Comment est-il arrivé que l'enseignement, en France, soit demeuré uniforme et stationnaire, à partir des ténèbres du moyen âge? Parce qu'il a été monopolisé et renfermé, par les grades universitaires, dans un cercle infranchissable.

Il fut un temps où, pour arriver à quelque connaissance que ce soit, il était aussi nécessaire d'apprendre le latin et le grec, qu'il était indispensable aux Basques et aux Bas-Bretons de commencer par apprendre le français. Les langues vivantes n'étaient pas fixées; l'imprimerie n'avait pas été découverte; l'esprit humain ne s'était pas appliqué à pénétrer les secrets de la nature. Être instruit, c'était savoir ce qu'avaient pensé Épicure et Aristote. Dans les rangs élevés on se vantait de ne savoir pas lire: Une seule classe possédait et communiquait l'instruction, celle des Clercs. Quelle pouvait être alors cette instruction? Évidemment, elle devait être bornée à la connaissance des langues mortes, et principalement du latin. Il n'y avait que des livres latins; on n'écrivait qu'en latin; le latin était la langue de la religion; les Clercs ne pouvaient enseigner que ce qu'ils avaient appris, le latin.

On comprend donc qu'au moyen âge l'enseignement fût circonscrit à l'étude des langues mortes, fort improprement dites savantes.
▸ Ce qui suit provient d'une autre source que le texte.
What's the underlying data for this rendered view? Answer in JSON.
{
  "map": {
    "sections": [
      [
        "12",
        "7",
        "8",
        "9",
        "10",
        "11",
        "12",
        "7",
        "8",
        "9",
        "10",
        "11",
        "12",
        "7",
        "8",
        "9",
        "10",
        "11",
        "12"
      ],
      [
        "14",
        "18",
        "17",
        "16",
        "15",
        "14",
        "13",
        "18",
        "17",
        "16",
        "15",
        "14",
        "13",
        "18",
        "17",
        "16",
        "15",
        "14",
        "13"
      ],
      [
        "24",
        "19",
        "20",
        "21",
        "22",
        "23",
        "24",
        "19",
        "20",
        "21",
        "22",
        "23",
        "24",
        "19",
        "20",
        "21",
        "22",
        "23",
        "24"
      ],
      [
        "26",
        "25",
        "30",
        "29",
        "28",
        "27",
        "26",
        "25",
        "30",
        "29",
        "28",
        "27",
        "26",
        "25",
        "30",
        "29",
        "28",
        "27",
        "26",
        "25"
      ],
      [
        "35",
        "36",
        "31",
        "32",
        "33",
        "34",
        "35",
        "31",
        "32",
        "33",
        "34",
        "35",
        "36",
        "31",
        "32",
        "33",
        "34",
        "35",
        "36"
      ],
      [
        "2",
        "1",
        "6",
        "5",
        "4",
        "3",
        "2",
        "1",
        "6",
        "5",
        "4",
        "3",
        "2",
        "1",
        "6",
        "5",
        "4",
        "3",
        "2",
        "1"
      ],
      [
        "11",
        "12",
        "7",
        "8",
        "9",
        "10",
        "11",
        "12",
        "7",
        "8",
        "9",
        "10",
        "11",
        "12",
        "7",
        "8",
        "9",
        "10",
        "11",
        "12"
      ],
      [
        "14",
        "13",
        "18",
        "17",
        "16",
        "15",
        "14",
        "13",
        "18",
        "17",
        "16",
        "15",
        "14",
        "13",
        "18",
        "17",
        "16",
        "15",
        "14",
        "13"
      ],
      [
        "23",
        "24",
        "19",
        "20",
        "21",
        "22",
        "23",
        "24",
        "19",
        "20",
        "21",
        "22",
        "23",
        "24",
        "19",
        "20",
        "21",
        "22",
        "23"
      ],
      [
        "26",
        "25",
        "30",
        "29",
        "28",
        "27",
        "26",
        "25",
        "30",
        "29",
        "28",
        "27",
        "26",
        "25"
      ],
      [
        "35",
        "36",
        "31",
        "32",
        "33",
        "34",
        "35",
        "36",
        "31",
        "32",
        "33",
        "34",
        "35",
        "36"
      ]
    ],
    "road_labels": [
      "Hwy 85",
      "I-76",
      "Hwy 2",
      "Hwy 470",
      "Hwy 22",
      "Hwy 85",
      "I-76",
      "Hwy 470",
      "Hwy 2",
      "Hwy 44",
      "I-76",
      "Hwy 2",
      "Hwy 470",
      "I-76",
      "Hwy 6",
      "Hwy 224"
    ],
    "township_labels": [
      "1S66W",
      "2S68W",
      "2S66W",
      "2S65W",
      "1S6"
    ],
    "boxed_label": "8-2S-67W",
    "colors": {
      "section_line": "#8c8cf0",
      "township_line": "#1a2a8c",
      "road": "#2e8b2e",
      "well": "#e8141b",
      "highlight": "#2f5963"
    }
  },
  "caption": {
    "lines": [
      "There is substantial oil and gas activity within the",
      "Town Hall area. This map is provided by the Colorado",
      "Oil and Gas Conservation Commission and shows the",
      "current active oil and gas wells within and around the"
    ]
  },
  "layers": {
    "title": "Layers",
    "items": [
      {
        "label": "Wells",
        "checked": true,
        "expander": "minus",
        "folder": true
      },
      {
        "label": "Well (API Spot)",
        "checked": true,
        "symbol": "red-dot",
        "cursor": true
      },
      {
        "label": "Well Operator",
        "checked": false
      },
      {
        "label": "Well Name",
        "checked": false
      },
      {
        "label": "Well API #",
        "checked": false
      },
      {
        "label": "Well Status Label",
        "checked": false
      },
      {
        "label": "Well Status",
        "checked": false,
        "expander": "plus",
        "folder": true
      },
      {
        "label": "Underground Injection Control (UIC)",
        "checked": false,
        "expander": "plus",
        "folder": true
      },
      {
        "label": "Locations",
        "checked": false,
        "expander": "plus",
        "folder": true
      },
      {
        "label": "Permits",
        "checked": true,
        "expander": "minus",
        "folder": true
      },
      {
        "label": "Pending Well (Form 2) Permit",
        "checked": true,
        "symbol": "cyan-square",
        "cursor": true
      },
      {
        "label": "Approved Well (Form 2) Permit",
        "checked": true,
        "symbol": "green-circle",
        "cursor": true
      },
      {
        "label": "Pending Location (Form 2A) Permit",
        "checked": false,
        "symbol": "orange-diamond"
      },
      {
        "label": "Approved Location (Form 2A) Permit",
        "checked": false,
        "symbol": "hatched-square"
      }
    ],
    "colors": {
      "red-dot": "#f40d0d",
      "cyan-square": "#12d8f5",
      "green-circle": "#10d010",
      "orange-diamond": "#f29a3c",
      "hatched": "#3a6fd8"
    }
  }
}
Est-il naturel, est-il bon qu'il en soit ainsi au dix-neuvième siècle? Le latin est-il un instrument nécessaire à l'acquisition des connaissances? Est-ce dans les écrits que nous ont laissés les Romains qu'on peut apprendre la religion, la physique, la chimie, l'astronomie, la physiologie, l'histoire, le droit, la morale, la technologie industrielle, ou la science sociale?

Savoir une langue, comme savoir lire, c'est posséder un instrument. Et n'est-il pas étrange que nous passions toute notre jeunesse à nous rendre maîtres d'un instrument qui n'est plus bon à rien,—ou pas à grand'chose, puisqu'on n'a rien de plus pressé, quand on commence à le savoir, que de l'oublier?—Hélas! que ne peut-on oublier aussi vite les impressions que laisse cette funeste étude!

Que dirions-nous si, à Saint-Cyr, pour préparer la jeunesse aux sciences militaires modernes, on lui enseignait exclusivement à lancer des pierres avec la fronde?

La loi de notre pays décide que les carrières les plus honorables seront fermées à quiconque n'est pas Bachelier. Elle décide, en outre, que pour être bachelier il faut avoir bourré sa tête de latinité, au point de n'y pas laisser entrer autre chose. Or, qu'arrive-t-il, de l'aveu de tout le monde? C'est que les jeunes gens ont calculé la juste mesure rigoureusement nécessaire pour atteindre le grade, et ils s'en tiennent là. Vous vous récriez, vous gémissez. Eh! ne comprenez-vous pas que c'est le cri de la conscience publique qui ne veut pas se laisser imposer un effort inutile?

Enseigner un instrument qui, dès qu'on le sait, ne rend plus aucun son, c'est une anomalie bien bizarre! Comment s'est-elle perpétuée jusqu'à nos jours? L'explication est dans ce seul mot: Monopole. Le monopole est ainsi fait qu'il frappe d'immobilisme tout ce qu'il touche.

Aussi, j'aurais désiré que l'Assemblée législative réalisât la liberté, c'est-à-dire le progrès de l'enseignement. Il est maintenant décidé qu'il n'en sera pas ainsi. Nous n'aurons pas la liberté complète. Qu'il me soit permis de tenter un effort pour en sauver un lambeau.